ETLs#

Base Interface#

class core_aws.etls.base.IBaseEtlOnAWS(aws_region: str, ssm_parameters_path: str | None = None, attrs_to_update: List[str] | None = None, json_attrs: List[str] | None = None, ssm_endpoint_url: str | None = None, strict_ssm_validation: bool = False, **kwargs: Any)[source]#

Bases: IBaseETL, ABC

Base class for ETL tasks executed on AWS. It provides common features that can be used into the ETL processes running on AWS services.

Provides common features that can be used in ETL processes, including:
  • Automatic parameter loading from AWS Systems Manager Parameter Store.

  • JSON attribute parsing.

  • Pre-configured AWS service clients (SSM, SQS, S3).

  • Validation of required attributes.

  • Configurable strict/lenient validation modes.

Example

class MyETL(IBaseEtlOnAWS):
    def __init__(self):
        self.database_url = "/myapp/prod/database"
        self.api_config = '{"timeout": 30}'

        super().__init__(
            aws_region="us-east-1",
            ssm_parameters_path="/myapp/prod",
            attrs_to_update=["database_url"],
            json_attrs=["api_config"],
            strict_ssm_validation=True
        )

    def extract(self):
        # database_url now contains the actual value from SSM
        # api_config is now a dict: {"timeout": 30}
        pass
__init__(aws_region: str, ssm_parameters_path: str | None = None, attrs_to_update: List[str] | None = None, json_attrs: List[str] | None = None, ssm_endpoint_url: str | None = None, strict_ssm_validation: bool = False, **kwargs: Any) None[source]#

Initialize the AWS ETL base class.

Parameters:
  • aws_region – AWS Region (e.g., “us-east-1”, “eu-west-1”).

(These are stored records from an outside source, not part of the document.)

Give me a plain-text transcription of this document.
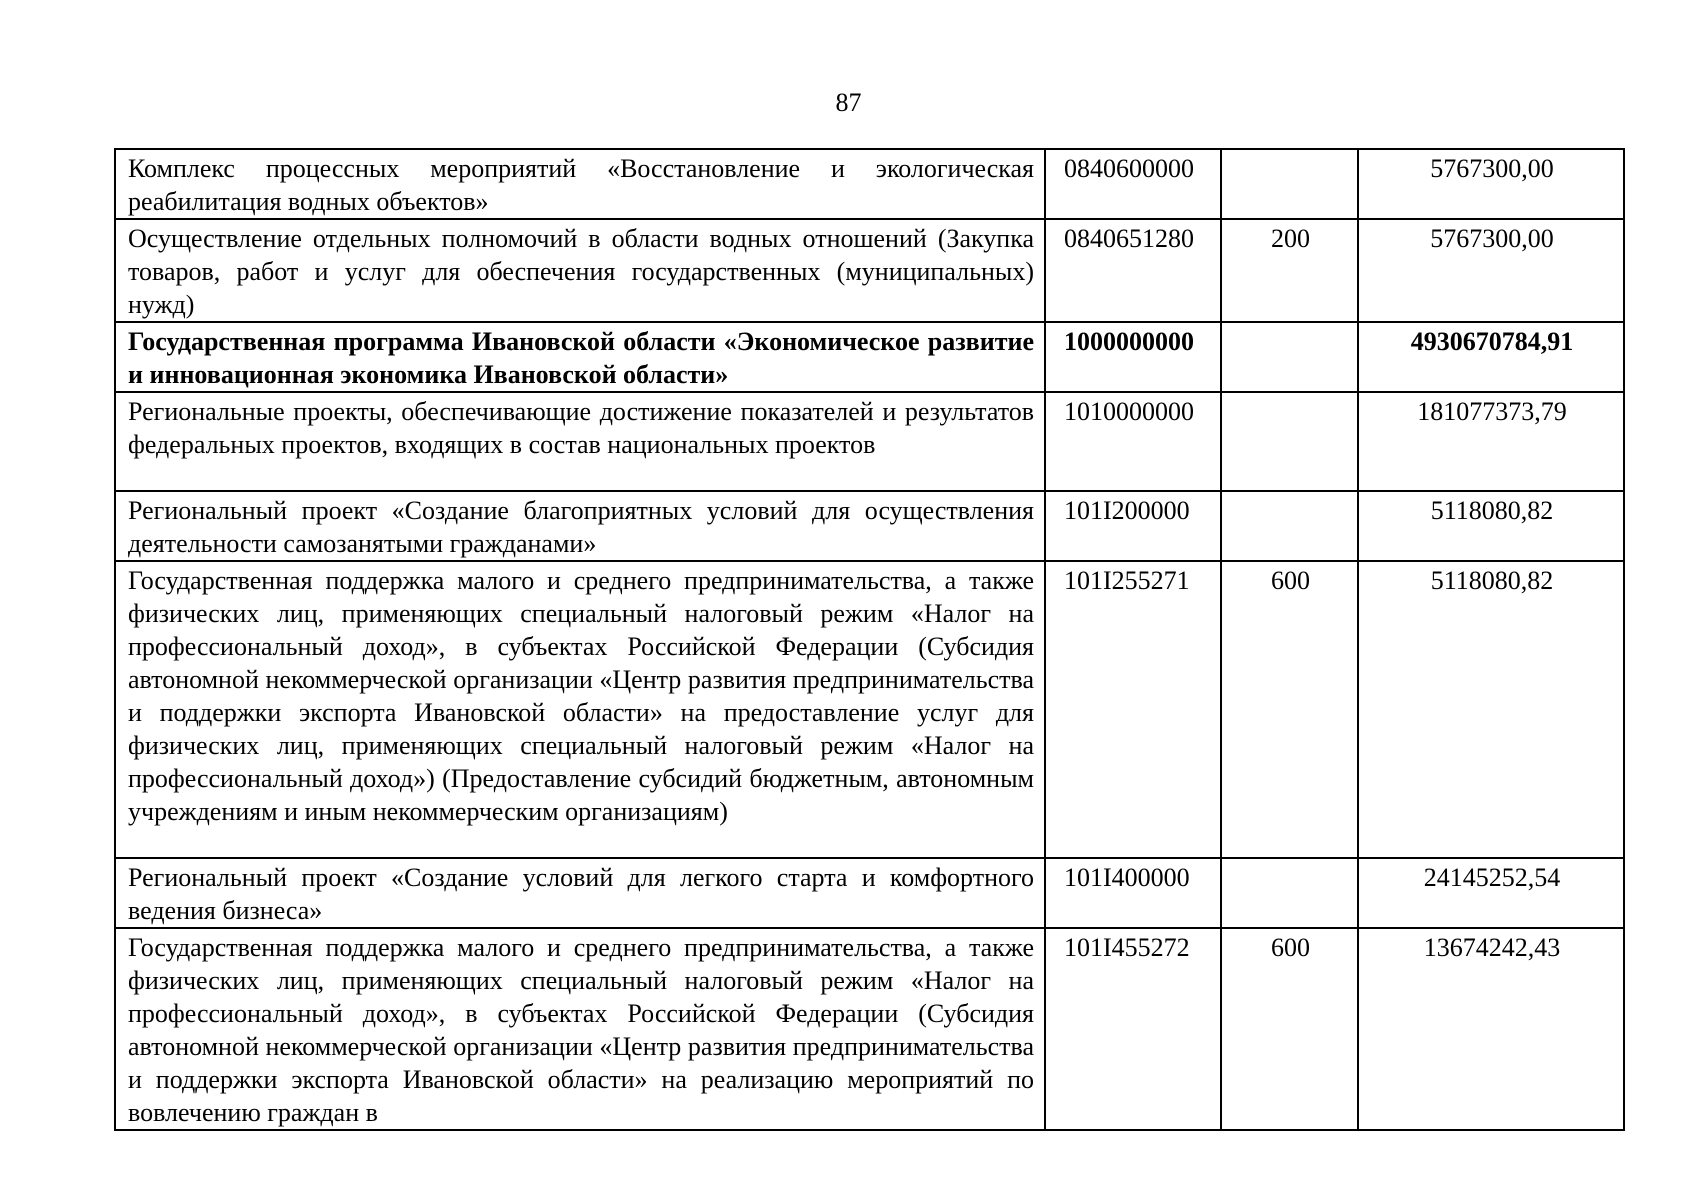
87
Комплекс процессных мероприятий «Восстановление и экологическая реабилитация водных объектов»	0840600000		5767300,00
Осуществление отдельных полномочий в области водных отношений (Закупка товаров, работ и услуг для обеспечения государственных (муниципальных) нужд)	0840651280	200	5767300,00
Государственная программа Ивановской области «Экономическое развитие и инновационная экономика Ивановской области»	1000000000		4930670784,91
Региональные проекты, обеспечивающие достижение показателей и результатов федеральных проектов, входящих в состав национальных проектов	1010000000		181077373,79
Региональный проект «Создание благоприятных условий для осуществления деятельности самозанятыми гражданами»	101I200000		5118080,82
Государственная поддержка малого и среднего предпринимательства, а также физических лиц, применяющих специальный налоговый режим «Налог на профессиональный доход», в субъектах Российской Федерации (Субсидия автономной некоммерческой организации «Центр развития предпринимательства и поддержки экспорта Ивановской области» на предоставление услуг для физических лиц, применяющих специальный налоговый режим «Налог на профессиональный доход») (Предоставление субсидий бюджетным, автономным учреждениям и иным некоммерческим организациям)	101I255271	600	5118080,82
Региональный проект «Создание условий для легкого старта и комфортного ведения бизнеса»	101I400000		24145252,54
Государственная поддержка малого и среднего предпринимательства, а также физических лиц, применяющих специальный налоговый режим «Налог на профессиональный доход», в субъектах Российской Федерации (Субсидия автономной некоммерческой организации «Центр развития предпринимательства и поддержки экспорта Ивановской области» на реализацию мероприятий по вовлечению граждан в	101I455272	600	13674242,43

  • ssm_parameters_path – Path where parameters can be found in SSM Parameter Store.

  • attrs_to_update – List of object attributes to update from SSM parameters. Attribute values should contain SSM parameter paths.

  • json_attrs – List of attributes that should be parsed as JSON (dicts, lists).

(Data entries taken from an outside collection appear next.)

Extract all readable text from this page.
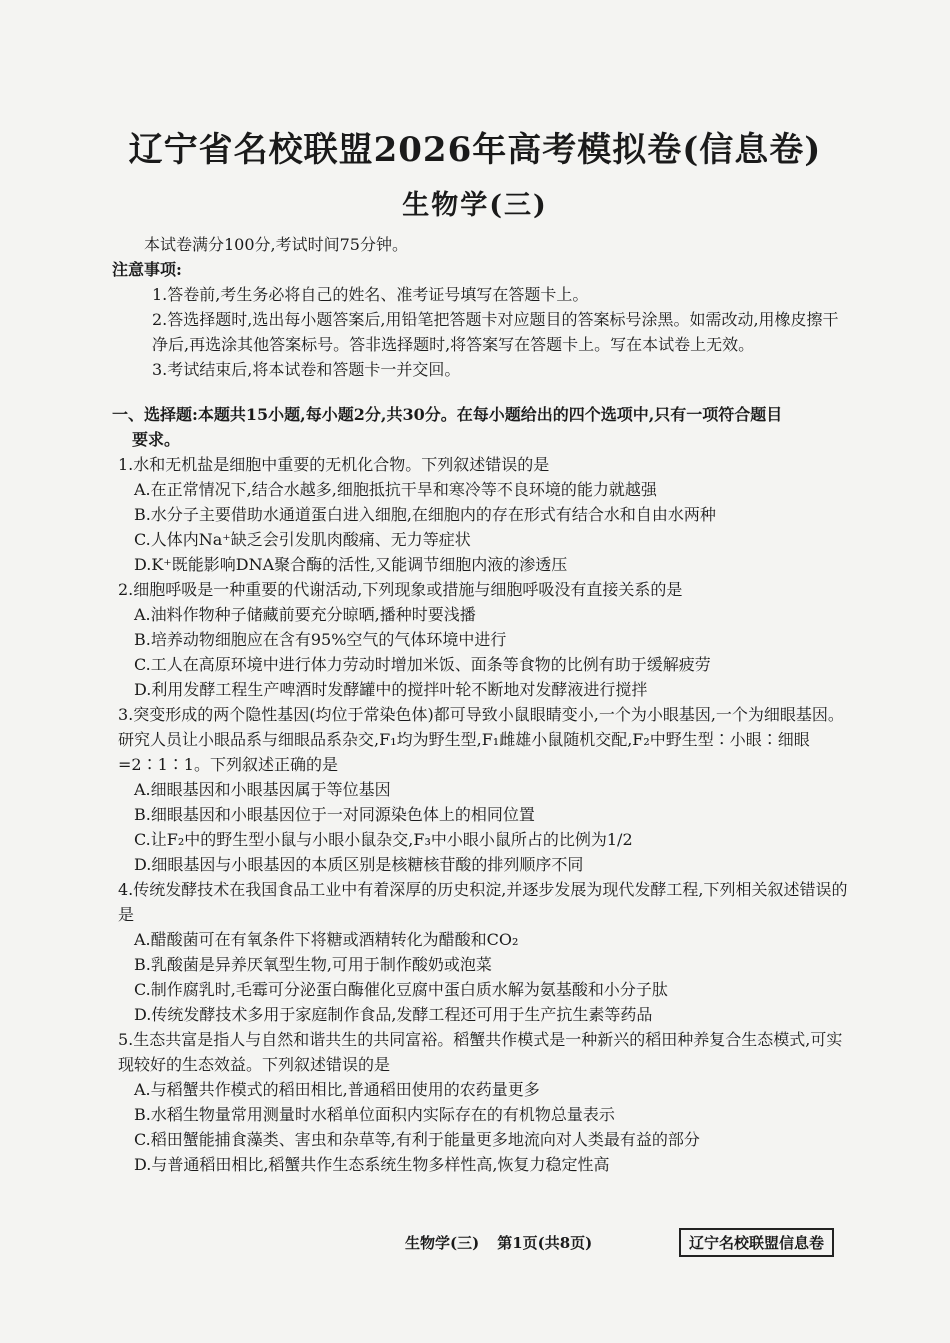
辽宁省名校联盟2026年高考模拟卷(信息卷)
生物学(三)
本试卷满分100分,考试时间75分钟。
注意事项:
1.答卷前,考生务必将自己的姓名、准考证号填写在答题卡上。
2.答选择题时,选出每小题答案后,用铅笔把答题卡对应题目的答案标号涂黑。如需改动,用橡皮擦干净后,再选涂其他答案标号。答非选择题时,将答案写在答题卡上。写在本试卷上无效。
3.考试结束后,将本试卷和答题卡一并交回。
一、选择题:本题共15小题,每小题2分,共30分。在每小题给出的四个选项中,只有一项符合题目
要求。
1.水和无机盐是细胞中重要的无机化合物。下列叙述错误的是
A.在正常情况下,结合水越多,细胞抵抗干旱和寒冷等不良环境的能力就越强
B.水分子主要借助水通道蛋白进入细胞,在细胞内的存在形式有结合水和自由水两种
C.人体内Na⁺缺乏会引发肌肉酸痛、无力等症状
D.K⁺既能影响DNA聚合酶的活性,又能调节细胞内液的渗透压
2.细胞呼吸是一种重要的代谢活动,下列现象或措施与细胞呼吸没有直接关系的是
A.油料作物种子储藏前要充分晾晒,播种时要浅播
B.培养动物细胞应在含有95%空气的气体环境中进行
C.工人在高原环境中进行体力劳动时增加米饭、面条等食物的比例有助于缓解疲劳
D.利用发酵工程生产啤酒时发酵罐中的搅拌叶轮不断地对发酵液进行搅拌
3.突变形成的两个隐性基因(均位于常染色体)都可导致小鼠眼睛变小,一个为小眼基因,一个为细眼基因。研究人员让小眼品系与细眼品系杂交,F₁均为野生型,F₁雌雄小鼠随机交配,F₂中野生型∶小眼∶细眼=2∶1∶1。下列叙述正确的是
A.细眼基因和小眼基因属于等位基因
B.细眼基因和小眼基因位于一对同源染色体上的相同位置
C.让F₂中的野生型小鼠与小眼小鼠杂交,F₃中小眼小鼠所占的比例为1/2
D.细眼基因与小眼基因的本质区别是核糖核苷酸的排列顺序不同
4.传统发酵技术在我国食品工业中有着深厚的历史积淀,并逐步发展为现代发酵工程,下列相关叙述错误的是
A.醋酸菌可在有氧条件下将糖或酒精转化为醋酸和CO₂
B.乳酸菌是异养厌氧型生物,可用于制作酸奶或泡菜
C.制作腐乳时,毛霉可分泌蛋白酶催化豆腐中蛋白质水解为氨基酸和小分子肽
D.传统发酵技术多用于家庭制作食品,发酵工程还可用于生产抗生素等药品
5.生态共富是指人与自然和谐共生的共同富裕。稻蟹共作模式是一种新兴的稻田种养复合生态模式,可实现较好的生态效益。下列叙述错误的是
A.与稻蟹共作模式的稻田相比,普通稻田使用的农药量更多
B.水稻生物量常用测量时水稻单位面积内实际存在的有机物总量表示
C.稻田蟹能捕食藻类、害虫和杂草等,有利于能量更多地流向对人类最有益的部分
D.与普通稻田相比,稻蟹共作生态系统生物多样性高,恢复力稳定性高
生物学(三) 第1页(共8页)	辽宁名校联盟信息卷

  • ssm_endpoint_url – Custom endpoint URL for SSM service (useful for testing/LocalStack).

  • strict_ssm_validation – If True, raises exceptions when expected SSM parameters are missing. If False (default), logs warnings instead.

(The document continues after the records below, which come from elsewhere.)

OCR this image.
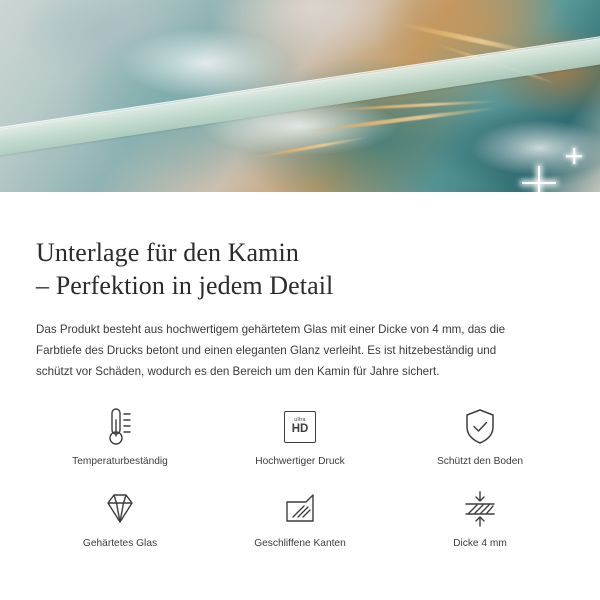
Unterlage für den Kamin
– Perfektion in jedem Detail

Das Produkt besteht aus hochwertigem gehärtetem Glas mit einer Dicke von 4 mm, das die Farbtiefe des Drucks betont und einen eleganten Glanz verleiht. Es ist hitzebeständig und schützt vor Schäden, wodurch es den Bereich um den Kamin für Jahre sichert.

Temperaturbeständig
ultra
HD
Hochwertiger Druck	Schützt den Boden
Gehärtetes Glas	Geschliffene Kanten	Dicke 4 mm
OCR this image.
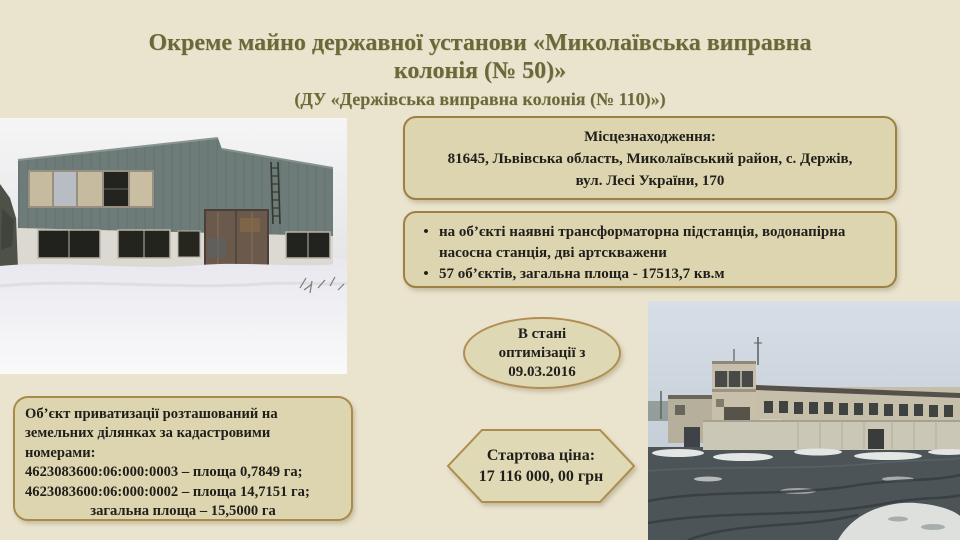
Окреме майно державної установи «Миколаївська виправна
колонія (№ 50)»
(ДУ «Держівська виправна колонія (№ 110)»)
Місцезнаходження:
81645, Львівська область, Миколаївський район, с. Держів,
вул. Лесі України, 170
• на об’єкті наявні трансформаторна підстанція, водонапірна насосна станція, дві артскважени
• 57 об’єктів, загальна площа - 17513,7 кв.м
В стані оптимізації з 09.03.2016
Стартова ціна:
17 116 000, 00 грн
Об’єкт приватизації розташований на
земельних ділянках за кадастровими
номерами:
4623083600:06:000:0003 – площа 0,7849 га;
4623083600:06:000:0002 – площа 14,7151 га;
загальна площа – 15,5000 га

  • kwargs – Additional arguments passed to the parent IBaseETL class.

Raises:
  • AttributeError – If specified attributes don’t exist on the object during pre_processing.

  • AwsClientException – If strict_ssm_validation=True and SSM parameters are missing.

pre_processing() None[source]#

Pre-processing hook that validates attributes, updates them from SSM, and parses JSON.

This method is called before ETL execution and performs the following:
  1. Validates that attrs_to_update and json_attrs exist on the object

  2. Retrieves parameters from SSM Parameter Store

  3. Updates object attributes with SSM values

  4. Parses JSON string attributes into Python objects

Parameters:

kwargs – Additional arguments passed to the parent pre_processing method.

Raises:
Warns:

If attrs_to_update don’t exist or if JSON parsing fails.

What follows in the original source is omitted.